Klaus Paschek (Germany)
paschek @ mpia.de
Formation of Complex Organic Molecules under Astrophysically Relevant Conditions
The ultimate questions related to the origin of life are: - How did the first living structures come to be? - What was the physical and chemical parameter space that favored formation of the key life building blocks? - How and under what conditions could have begun molecular evolution, driving autocatalytic organic networks towards greater complexity?

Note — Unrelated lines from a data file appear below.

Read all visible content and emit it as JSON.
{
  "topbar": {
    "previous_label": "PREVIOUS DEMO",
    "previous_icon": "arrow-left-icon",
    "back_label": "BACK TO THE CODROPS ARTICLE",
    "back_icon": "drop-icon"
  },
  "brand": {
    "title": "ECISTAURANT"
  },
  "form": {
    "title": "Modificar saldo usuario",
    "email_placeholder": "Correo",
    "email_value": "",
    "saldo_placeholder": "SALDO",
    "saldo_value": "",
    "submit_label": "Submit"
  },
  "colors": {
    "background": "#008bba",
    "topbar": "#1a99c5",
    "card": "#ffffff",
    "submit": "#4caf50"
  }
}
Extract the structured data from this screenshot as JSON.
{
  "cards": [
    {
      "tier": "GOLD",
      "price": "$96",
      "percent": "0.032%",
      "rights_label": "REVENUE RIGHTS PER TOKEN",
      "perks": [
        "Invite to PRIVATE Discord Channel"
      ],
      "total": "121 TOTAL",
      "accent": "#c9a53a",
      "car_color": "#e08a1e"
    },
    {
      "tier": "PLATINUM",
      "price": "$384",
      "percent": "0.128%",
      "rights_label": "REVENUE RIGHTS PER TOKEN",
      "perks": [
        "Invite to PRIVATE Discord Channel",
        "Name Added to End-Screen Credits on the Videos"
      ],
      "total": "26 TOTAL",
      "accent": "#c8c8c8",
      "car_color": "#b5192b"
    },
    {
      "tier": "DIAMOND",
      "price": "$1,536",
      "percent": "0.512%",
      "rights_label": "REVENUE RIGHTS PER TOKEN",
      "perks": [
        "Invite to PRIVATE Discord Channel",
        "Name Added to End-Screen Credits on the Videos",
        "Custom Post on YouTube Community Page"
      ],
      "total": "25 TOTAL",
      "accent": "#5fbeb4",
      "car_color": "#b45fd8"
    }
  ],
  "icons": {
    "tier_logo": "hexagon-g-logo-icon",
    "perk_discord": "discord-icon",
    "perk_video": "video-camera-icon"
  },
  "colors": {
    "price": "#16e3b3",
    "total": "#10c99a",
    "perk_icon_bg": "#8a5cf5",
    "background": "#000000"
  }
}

We propose to investigate these fundamental questions from the kinetic and thermodynamic modeling perspective, using (when possible) the experimental data from the organic chemistry laboratory of Prof. Oliver Trapp (Department of Chemistry, Ludwig Maximilian University of Munich, LMU) and literature. We aim to perform a multi-disciplinary study of the assorted reaction pathways to form amino acids, sugars, nucleobases, fatty acids, etc. from simple molecules like CO2, N2, NH3, H2O, H2S, HCN, CH4, H2, CO, or H2 inside carbonaceous asteroids via the Strecker synthesis. In particular, we want to extend our findings in Paschek (2021, in preparation), and put an emphasis on sugars as a direct extension of this study. As the next step, we want to extend the study Pearce (2017), in which our research group took part, to model the formation of more complex molecules in water ponds on the early Earth with the help of wet-dry cycles, using the precursor molecules delivered by meteorite impacts. Further, we aim to identify potential autocatalytic reaction networks, which are capable of undergoing molecular evolution, to understand the reaction mechanism on a more fundamental level.